Uma década de trabalho de investigação em torno do cardo, cuja flor é usada na produção do Queijo Serra da Estrela DOP, é retratada num livro lançado hoje, em Viseu, que mostra a multifuncionalidade de exceção desta planta.
“Cardo Máximo” é o livro da autoria de Paulo Barracosa, professor no Departamento de Ecologia e Agricultura Sustentável da Escola Superior Agrária do Instituto Politécnico de Viseu (IPV).
Flor, folha, caule, semente e até a raiz do cardo podem e devem ser aproveitados, defendeu Paulo Barracosa, em declarações à agência Lusa: “Então a planta retira os nutrientes do solo, aplica naquele volume de biomassa, de folhas, de caules, etc. e nós só utilizamos a flor? Temos de olhar para o resto”.
É nesse sentido que, em parceria com outras instituições do ensino superior, entidades e empresas, o IPV tem trabalhado nos últimos dez anos. Atualmente, estão em vigor dois projetos, que se seguiram a meia dúzia de outros.
Apesar de a flor do cardo ser a parte mais falada, até porque o seu uso é obrigatório para a coagulação do leite com que se fabrica o Queijo Serra da Estrela DOP, Paulo Barracosa salientou as potencialidades dos outros componentes da planta.
“A folha é um excelente hepatoprotetor. É dos melhores protetores para o fígado em termos de infusão. Mas também tem muitas aplicações de índole farmacêutica, de tratamento biocida e antifúngico para culturas, como a vinha”, explicou.
Já o caule é “uma estrutura muito leve e resistente” e, portanto, muito apetecível para fabrico de mobiliário e para a indústria automóvel, exemplificou o investigador, acrescentando que já foi feito um ensaio com a empresa Finsa, de Nelas, que se dedica à transformação industrial de madeira.
“Fizeram placas de grande volume e de baixa densidade. Essa é a principal aplicação que o caule poderá ter e que estamos a tornar nobre”, contou.
A semente é rica em óleo, tal como a do girassol, e a raiz “tem inulina, que é um composto muito interessante”, acrescentou.
No que respeita à flor do cardo usada para o fabrico do queijo, Paulo Barracosa defendeu que a região devia ser autossustentável.
Os hectares de campos de cardo têm aumentado, foi já realizado um estudo que permitiu saber quais as plantas que produzem melhor cardo e que diferentes flores fazem diferentes queijos com o mesmo leite, mas a região ainda está longe de ser autónoma.

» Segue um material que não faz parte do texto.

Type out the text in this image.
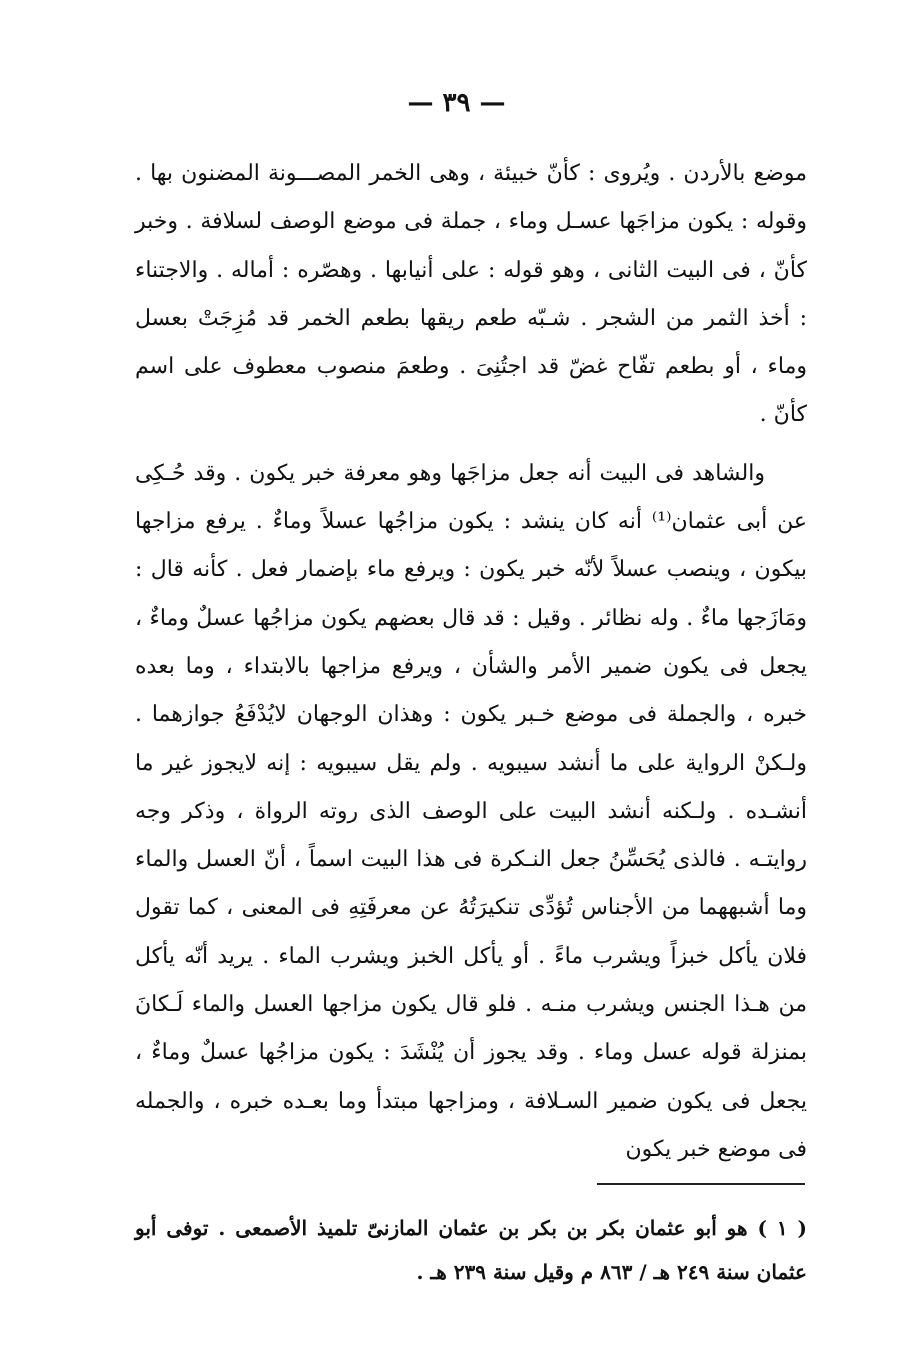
— ٣٩ —

موضع بالأردن . ويُروى : كأنّ خبيئة ، وهى الخمر المصـــونة المضنون بها . وقوله : يكون مزاجَها عسـل وماء ، جملة فى موضع الوصف لسلافة . وخبر كأنّ ، فى البيت الثانى ، وهو قوله : على أنيابها . وهصّره : أماله . والاجتناء : أخذ الثمر من الشجر . شـبّه طعم ريقها بطعم الخمر قد مُزِجَتْ بعسل وماء ، أو بطعم تفّاح غضّ قد اجتُنِىَ . وطعمَ منصوب معطوف على اسم كأنّ .

والشاهد فى البيت أنه جعل مزاجَها وهو معرفة خبر يكون . وقد حُـكِى عن أبى عثمان⁽¹⁾ أنه كان ينشد : يكون مزاجُها عسلاً وماءٌ . يرفع مزاجها بيكون ، وينصب عسلاً لأنّه خبر يكون : ويرفع ماء بإضمار فعل . كأنه قال : ومَازَجها ماءٌ . وله نظائر . وقيل : قد قال بعضهم يكون مزاجُها عسلٌ وماءٌ ، يجعل فى يكون ضمير الأمر والشأن ، ويرفع مزاجها بالابتداء ، وما بعده خبره ، والجملة فى موضع خـبر يكون : وهذان الوجهان لايُدْفَعُ جوازهما . ولـكنْ الرواية على ما أنشد سيبويه . ولم يقل سيبويه : إنه لايجوز غير ما أنشـده . ولـكنه أنشد البيت على الوصف الذى روته الرواة ، وذكر وجه روايتـه . فالذى يُحَسِّنُ جعل النـكرة فى هذا البيت اسماً ، أنّ العسل والماء وما أشبههما من الأجناس تُؤدِّى تنكيرَتُهُ عن معرفَتِهِ فى المعنى ، كما تقول فلان يأكل خبزاً ويشرب ماءً . أو يأكل الخبز ويشرب الماء . يريد أنّه يأكل من هـذا الجنس ويشرب منـه . فلو قال يكون مزاجها العسل والماء لَـكانَ بمنزلة قوله عسل وماء . وقد يجوز أن يُنْشَدَ : يكون مزاجُها عسلٌ وماءٌ ، يجعل فى يكون ضمير السـلافة ، ومزاجها مبتدأ وما بعـده خبره ، والجمله فى موضع خبر يكون

( ١ ) هو أبو عثمان بكر بن بكر بن عثمان المازنىّ تلميذ الأصمعى . توفى أبو عثمان سنة ٢٤٩ هـ / ٨٦٣ م وقيل سنة ٢٣٩ هـ .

Após tantos anos de estudo sobre o cardo, o docente do IPV continua surpreendido com as suas potencialidades: “Mas que planta é esta que se dá toda? É uma planta que se renova anualmente, não precisamos de a plantar todos os anos”.
“E é uma planta com uma multifuncionalidade como não conheço outra. Dá óleo na semente, cardosinas (enzimas) na flor, compostos fenólicos (antioxidantes) na folha, biomassa de excelência no caule. Uma planta destas merecia um livro destes”, justificou.
Segundo Paulo Barracosa, o IPV está neste momento envolvido “num projeto de fileira para o queijo Serra da Estrela no qual o cardo também entra” e em outro relacionado “com o estudo as alterações climáticas no cardo e de que forma isso pode influenciar a composição bioquímica das flores e o comportamento do cardo”.
O docente afirmou à Lusa que não é difícil passar o seu entusiasmo por esta planta aos seus alunos, porque ela serve como elemento de estudo em várias áreas.
“Não há aluno que passe pelas minhas mãos que não leve um ensinamento sobre o cardo. O cardo dá para estudar bioquímica bem a fundo, questões de produção alimentar e de biotecnologia”, exemplificou.
De forma a comprovar as suas potencialidades no que respeita à gastronomia, no final da sessão de apresentação do livro será servido um “cardo de honra”, com vários produtos feitos com cardo, como cerveja, infusões, pickles, mel, bombons e vários tipos de queijo.